Redacción, 08-12-2025.- Las celebraciones navideñas suelen asociarse a reencuentros, sobremesas prolongadas y comidas especiales que rompen con la rutina habitual. Sin embargo, estos cambios también pueden afectar al bienestar digestivo de toda la familia. Tanto niños como adultos pueden experimentar molestias derivadas de comidas más copiosas, un mayor consumo de dulces, variaciones en los horarios y un aumento de estímulos y estrés característico de estas semanas festivas.
En este contexto, uno de los trastornos que puede acentuarse es el Síndrome del Intestino Irritable (SII), un problema funcional que afecta aproximadamente al 15% de la población. Sus síntomas —dolor abdominal, hinchazón, gases y alteraciones del tránsito intestinal— pueden intensificarse debido a los excesos propios de la Navidad.
Tal como señala la Dra. Ana Isabel Ortiz, gerente del Área de Salud de Grupo Farmasierra, “la Navidad es una época muy especial, pero también puede convertirse en un ‘desafío digestivo’ para personas con SII o con mayor sensibilidad intestinal, especialmente para los más pequeños”. No obstante, añade que con una buena planificación y algunos hábitos sencillos es posible disfrutar de estas fechas sin renunciar a ciertos caprichos.

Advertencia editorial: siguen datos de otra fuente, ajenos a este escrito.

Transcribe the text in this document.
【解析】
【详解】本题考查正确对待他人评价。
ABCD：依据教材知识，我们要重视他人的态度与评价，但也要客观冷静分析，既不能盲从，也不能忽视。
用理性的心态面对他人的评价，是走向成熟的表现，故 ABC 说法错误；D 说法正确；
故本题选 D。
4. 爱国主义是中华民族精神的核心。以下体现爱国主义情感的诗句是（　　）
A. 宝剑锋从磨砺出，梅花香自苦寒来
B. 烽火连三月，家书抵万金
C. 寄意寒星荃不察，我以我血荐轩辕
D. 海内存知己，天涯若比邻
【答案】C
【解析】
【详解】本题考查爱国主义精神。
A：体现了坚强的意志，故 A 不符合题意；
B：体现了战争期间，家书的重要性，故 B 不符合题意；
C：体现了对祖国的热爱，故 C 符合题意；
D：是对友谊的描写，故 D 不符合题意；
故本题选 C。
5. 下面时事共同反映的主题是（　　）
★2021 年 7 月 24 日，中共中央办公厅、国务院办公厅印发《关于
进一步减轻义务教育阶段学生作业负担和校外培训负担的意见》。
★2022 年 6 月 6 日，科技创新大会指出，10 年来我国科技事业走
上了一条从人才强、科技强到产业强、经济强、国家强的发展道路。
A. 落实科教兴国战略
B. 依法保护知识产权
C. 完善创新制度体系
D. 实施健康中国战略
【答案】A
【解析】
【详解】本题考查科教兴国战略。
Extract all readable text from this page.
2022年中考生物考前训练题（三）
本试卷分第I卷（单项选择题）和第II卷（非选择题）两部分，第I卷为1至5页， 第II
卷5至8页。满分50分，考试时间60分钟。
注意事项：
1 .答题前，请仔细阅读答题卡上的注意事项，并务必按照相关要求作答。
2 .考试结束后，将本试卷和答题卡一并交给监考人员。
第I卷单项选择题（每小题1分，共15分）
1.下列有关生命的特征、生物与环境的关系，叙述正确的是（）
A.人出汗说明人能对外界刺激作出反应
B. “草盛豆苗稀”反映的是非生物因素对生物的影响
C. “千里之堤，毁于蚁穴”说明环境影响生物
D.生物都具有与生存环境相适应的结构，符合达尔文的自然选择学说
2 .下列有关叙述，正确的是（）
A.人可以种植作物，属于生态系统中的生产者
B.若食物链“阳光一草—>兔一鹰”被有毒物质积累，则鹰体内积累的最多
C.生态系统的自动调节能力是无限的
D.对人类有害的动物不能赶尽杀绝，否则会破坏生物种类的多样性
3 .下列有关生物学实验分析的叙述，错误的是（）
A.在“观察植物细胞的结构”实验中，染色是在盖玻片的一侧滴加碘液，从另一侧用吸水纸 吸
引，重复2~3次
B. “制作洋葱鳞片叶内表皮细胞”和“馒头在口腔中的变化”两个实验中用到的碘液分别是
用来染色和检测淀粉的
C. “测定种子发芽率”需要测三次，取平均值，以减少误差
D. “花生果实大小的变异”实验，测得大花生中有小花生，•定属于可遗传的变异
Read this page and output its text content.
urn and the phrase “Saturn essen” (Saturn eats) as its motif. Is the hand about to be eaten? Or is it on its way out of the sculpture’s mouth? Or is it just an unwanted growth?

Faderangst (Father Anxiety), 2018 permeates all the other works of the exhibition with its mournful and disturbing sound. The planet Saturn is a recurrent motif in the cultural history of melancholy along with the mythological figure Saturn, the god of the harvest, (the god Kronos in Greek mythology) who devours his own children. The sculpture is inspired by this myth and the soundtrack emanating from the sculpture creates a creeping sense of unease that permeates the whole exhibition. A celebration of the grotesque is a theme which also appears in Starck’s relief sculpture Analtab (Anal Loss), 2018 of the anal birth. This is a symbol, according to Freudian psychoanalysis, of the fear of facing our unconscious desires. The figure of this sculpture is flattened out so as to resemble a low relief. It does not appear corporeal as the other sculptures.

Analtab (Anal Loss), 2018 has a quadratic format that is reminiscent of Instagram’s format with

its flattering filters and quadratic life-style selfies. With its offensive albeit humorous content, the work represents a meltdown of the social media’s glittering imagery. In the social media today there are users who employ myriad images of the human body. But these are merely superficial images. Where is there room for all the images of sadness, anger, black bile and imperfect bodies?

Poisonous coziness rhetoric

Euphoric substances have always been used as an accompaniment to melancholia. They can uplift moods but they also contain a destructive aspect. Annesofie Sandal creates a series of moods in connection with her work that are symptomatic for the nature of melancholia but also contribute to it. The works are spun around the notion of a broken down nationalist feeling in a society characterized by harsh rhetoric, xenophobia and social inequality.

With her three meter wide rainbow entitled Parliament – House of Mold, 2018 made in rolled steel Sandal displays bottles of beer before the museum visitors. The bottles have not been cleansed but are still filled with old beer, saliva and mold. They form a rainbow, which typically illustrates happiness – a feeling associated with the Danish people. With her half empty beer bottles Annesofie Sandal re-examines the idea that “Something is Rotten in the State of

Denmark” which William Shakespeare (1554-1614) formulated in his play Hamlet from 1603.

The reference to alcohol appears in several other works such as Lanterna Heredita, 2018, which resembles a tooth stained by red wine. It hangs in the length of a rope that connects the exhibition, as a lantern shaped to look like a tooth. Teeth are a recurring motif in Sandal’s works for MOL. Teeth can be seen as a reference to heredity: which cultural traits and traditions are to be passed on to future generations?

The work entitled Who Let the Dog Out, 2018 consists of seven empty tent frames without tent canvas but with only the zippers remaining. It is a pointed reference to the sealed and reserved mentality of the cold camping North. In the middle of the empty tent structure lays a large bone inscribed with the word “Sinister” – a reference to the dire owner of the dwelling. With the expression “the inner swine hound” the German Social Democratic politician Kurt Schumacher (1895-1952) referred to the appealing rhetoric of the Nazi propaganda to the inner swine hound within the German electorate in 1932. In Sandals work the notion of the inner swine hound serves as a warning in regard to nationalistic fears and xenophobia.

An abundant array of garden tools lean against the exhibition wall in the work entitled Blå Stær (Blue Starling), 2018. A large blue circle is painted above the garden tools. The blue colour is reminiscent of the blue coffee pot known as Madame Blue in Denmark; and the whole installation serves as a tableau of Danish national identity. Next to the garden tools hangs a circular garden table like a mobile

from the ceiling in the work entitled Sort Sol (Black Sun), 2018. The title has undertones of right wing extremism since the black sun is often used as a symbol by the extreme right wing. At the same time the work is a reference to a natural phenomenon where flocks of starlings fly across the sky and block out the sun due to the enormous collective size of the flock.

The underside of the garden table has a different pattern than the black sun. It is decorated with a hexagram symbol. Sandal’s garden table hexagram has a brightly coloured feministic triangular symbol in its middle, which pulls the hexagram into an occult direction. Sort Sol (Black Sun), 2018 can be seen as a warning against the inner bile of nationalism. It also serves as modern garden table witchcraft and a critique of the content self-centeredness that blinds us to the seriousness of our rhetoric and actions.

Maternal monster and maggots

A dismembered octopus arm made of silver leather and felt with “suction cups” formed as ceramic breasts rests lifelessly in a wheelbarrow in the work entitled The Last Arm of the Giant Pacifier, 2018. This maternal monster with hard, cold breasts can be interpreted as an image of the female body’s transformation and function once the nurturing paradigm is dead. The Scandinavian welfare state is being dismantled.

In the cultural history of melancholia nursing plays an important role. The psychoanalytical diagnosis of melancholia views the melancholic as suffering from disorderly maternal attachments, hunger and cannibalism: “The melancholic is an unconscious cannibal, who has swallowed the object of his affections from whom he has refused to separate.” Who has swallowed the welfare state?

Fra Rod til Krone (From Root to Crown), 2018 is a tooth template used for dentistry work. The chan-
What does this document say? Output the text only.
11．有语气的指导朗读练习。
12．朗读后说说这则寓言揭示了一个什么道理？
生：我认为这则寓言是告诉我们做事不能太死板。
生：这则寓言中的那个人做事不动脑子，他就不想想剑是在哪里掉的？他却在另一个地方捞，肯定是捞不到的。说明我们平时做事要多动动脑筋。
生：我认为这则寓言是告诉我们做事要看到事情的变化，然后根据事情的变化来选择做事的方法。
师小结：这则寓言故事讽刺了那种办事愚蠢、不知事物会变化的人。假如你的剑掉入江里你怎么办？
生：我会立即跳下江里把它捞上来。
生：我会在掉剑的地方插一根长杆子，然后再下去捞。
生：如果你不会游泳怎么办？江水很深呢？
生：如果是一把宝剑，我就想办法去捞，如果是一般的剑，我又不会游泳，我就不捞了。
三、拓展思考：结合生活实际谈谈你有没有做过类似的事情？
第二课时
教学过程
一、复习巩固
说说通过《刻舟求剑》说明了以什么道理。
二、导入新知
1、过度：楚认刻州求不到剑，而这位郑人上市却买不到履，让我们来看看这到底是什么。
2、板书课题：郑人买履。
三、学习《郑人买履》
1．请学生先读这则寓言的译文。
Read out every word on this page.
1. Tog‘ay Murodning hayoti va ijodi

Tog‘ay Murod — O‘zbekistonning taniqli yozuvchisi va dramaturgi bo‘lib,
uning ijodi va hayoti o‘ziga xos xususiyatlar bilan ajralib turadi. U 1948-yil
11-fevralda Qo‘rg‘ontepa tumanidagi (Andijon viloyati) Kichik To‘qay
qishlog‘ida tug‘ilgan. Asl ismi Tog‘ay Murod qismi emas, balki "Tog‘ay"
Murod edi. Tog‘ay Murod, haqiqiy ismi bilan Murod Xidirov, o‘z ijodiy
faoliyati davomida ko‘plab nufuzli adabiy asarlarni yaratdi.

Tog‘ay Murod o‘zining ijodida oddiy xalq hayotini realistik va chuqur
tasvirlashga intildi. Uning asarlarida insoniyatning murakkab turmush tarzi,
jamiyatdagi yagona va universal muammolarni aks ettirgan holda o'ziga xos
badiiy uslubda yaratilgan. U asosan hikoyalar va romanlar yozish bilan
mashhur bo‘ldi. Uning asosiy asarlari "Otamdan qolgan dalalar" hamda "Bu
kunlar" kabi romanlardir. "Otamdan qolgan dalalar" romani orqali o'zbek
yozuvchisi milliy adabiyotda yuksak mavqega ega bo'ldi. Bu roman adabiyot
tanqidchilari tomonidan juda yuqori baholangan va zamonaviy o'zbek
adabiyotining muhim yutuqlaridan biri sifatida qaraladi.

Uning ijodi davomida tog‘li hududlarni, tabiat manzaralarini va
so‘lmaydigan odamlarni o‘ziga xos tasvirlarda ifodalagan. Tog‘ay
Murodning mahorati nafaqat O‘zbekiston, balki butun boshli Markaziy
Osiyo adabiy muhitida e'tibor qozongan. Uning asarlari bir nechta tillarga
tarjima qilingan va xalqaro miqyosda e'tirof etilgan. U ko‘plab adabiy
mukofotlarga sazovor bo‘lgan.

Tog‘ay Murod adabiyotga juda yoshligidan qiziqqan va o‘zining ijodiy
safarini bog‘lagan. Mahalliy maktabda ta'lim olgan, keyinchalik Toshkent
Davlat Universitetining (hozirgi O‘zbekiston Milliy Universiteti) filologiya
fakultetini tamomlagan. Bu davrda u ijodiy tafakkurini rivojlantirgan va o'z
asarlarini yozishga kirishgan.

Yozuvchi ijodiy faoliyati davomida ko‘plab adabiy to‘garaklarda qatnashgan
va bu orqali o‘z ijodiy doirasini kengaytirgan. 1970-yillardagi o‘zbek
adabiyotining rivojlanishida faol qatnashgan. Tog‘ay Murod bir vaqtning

Las causas de las molestias digestivas pueden variar según la edad. En el caso de los niños, el exceso de dulces, las bebidas azucaradas o con gas, la sobreexcitación y la falta de descanso pueden generar digestiones pesadas o malestar abdominal. La Dra. Ortiz subraya la importancia de adaptar los hábitos a cada etapa de la vida, evitando prohibiciones estrictas, pero fomentando decisiones más conscientes que ayuden a prevenir estos problemas.
Tal y como recoge Farmasierra, en los adultos, los principales desencadenantes suelen ser las comidas ricas en grasas, el consumo de alcohol, las largas sobremesas y la alteración de los horarios habituales. Estos factores pueden favorecer el malestar digestivo, especialmente en personas con mayor predisposición o sensibilidad. Por ello, mantener un equilibrio entre el disfrute y el cuidado personal se convierte en una herramienta fundamental para vivir unas celebraciones más saludables y placenteras.